奏羽「不思議だよな。触れないはずなのに・・・ 手が感触を覚えてる」
夕凪「俺、みんなと違う茶色い髪や目、白い肌が嫌いだった」
奏羽「俺は好きだよ。このサラサラの髪も その綺麗な目も」
夕凪「うん、知ってる」
夕凪にキスをする奏羽。
奏羽「キスも──できる」
夕凪「ダメだよ、そーちゃん 俺の煩悩増やさないで」
奏羽「ゆー君は俺にどうして欲しいの?」
夕凪「生霊じゃなくて、人に戻って空に寄り添ってほしい 俺にはもう出来ないから・・・」
奏羽「俺が空君を好きになってもいいの?」
夕凪「いいよ」
奏羽「即答かよ?」
夕凪「空にも、そーちゃんを好きになって欲しい」
奏羽「歪んでんな」
夕凪「そう? 何処の馬の骨かわかんない男よりいいじゃん」
奏羽「死ぬの、怖くないの?」
夕凪「もう死んでる・・・怖くないよ」
奏羽「強がっちゃって」
夕凪「俺、死ぬ前の数ヶ月、凄く辛かった でも、空に嫌われるのが嫌で・・・ 無理してた」
夕凪「本当は、みじめな姿を晒し、突き放して嫌われてあげなきゃいけなかったのに・・・ 俺のエゴで空を縛りつけた」
奏羽「エゴなんかじゃないよ 空君の為に、頑張ったんだろ」
夕凪「そーちゃんに、嫌われるのも嫌で・・・ 会いたかったけど、連絡しなかった」
奏羽「ばーか 俺も空君も、どんな夕凪だって嫌いになることなんて出来ねーよ」
夕凪「うん、知ってる」
夕凪が奏羽の肩に頭をもたせかける。
夕凪「俺、品行方正だったから、きっと天国行けるし・・・怖くないよ」
夕凪を抱きしめる奏羽。
夕凪「お前がいなくなって、俺だけが残されることのが怖い ちゃんと成仏したい」
夕凪の背をぽんぽんと叩く奏羽。
奏羽(ゴメン空君。

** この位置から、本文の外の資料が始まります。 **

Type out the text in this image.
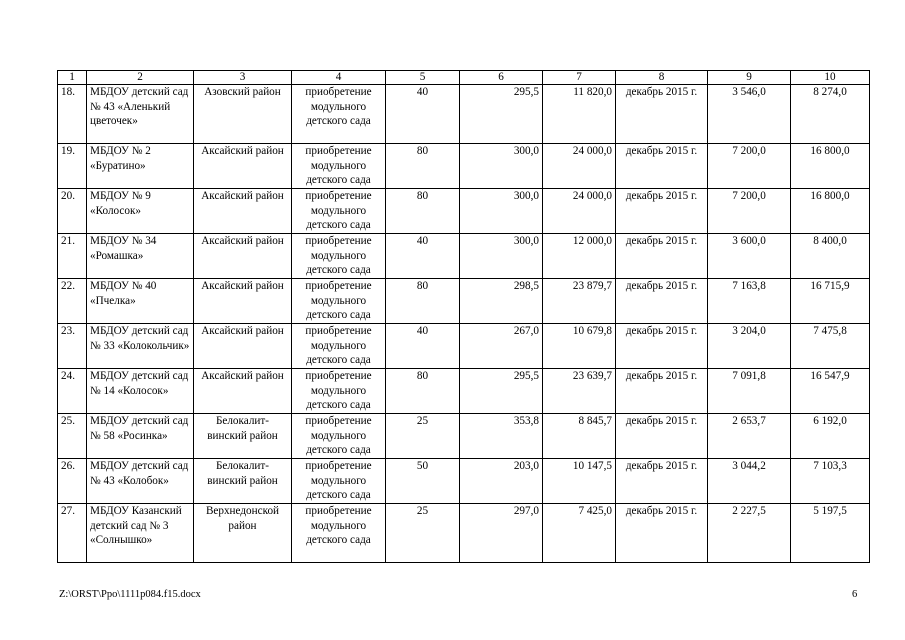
1	2	3	4	5	6	7	8	9	10
18.	МБДОУ детский сад № 43 «Аленький цветочек»	Азовский район	приобретение модульного детского сада	40	295,5	11 820,0	декабрь 2015 г.	3 546,0	8 274,0
19.	МБДОУ № 2 «Буратино»	Аксайский район	приобретение модульного детского сада	80	300,0	24 000,0	декабрь 2015 г.	7 200,0	16 800,0
20.	МБДОУ № 9 «Колосок»	Аксайский район	приобретение модульного детского сада	80	300,0	24 000,0	декабрь 2015 г.	7 200,0	16 800,0
21.	МБДОУ № 34 «Ромашка»	Аксайский район	приобретение модульного детского сада	40	300,0	12 000,0	декабрь 2015 г.	3 600,0	8 400,0
22.	МБДОУ № 40 «Пчелка»	Аксайский район	приобретение модульного детского сада	80	298,5	23 879,7	декабрь 2015 г.	7 163,8	16 715,9
23.	МБДОУ детский сад № 33 «Колокольчик»	Аксайский район	приобретение модульного детского сада	40	267,0	10 679,8	декабрь 2015 г.	3 204,0	7 475,8
24.	МБДОУ детский сад № 14 «Колосок»	Аксайский район	приобретение модульного детского сада	80	295,5	23 639,7	декабрь 2015 г.	7 091,8	16 547,9
25.	МБДОУ детский сад № 58 «Росинка»	Белокалит-винский район	приобретение модульного детского сада	25	353,8	8 845,7	декабрь 2015 г.	2 653,7	6 192,0
26.	МБДОУ детский сад № 43 «Колобок»	Белокалит-винский район	приобретение модульного детского сада	50	203,0	10 147,5	декабрь 2015 г.	3 044,2	7 103,3
27.	МБДОУ Казанский детский сад № 3 «Солнышко»	Верхнедонской район	приобретение модульного детского сада	25	297,0	7 425,0	декабрь 2015 г.	2 227,5	5 197,5
Z:\ORST\Ppo\1111p084.f15.docx	6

今、夕凪を独占してる)
夕凪「そーちゃんをずっと縛り付けておくわけにはいかない。早く体に戻してあげなきゃ」
奏羽(違うよ、きっと俺がゆー君をこの世に縛りつけてる)
奏羽「ゆー君が泣いてるの見るの 中学の卒業式以来だな」
夕凪「泣いて無いし」
夕凪の涙を拭おうと頬に触れる奏羽。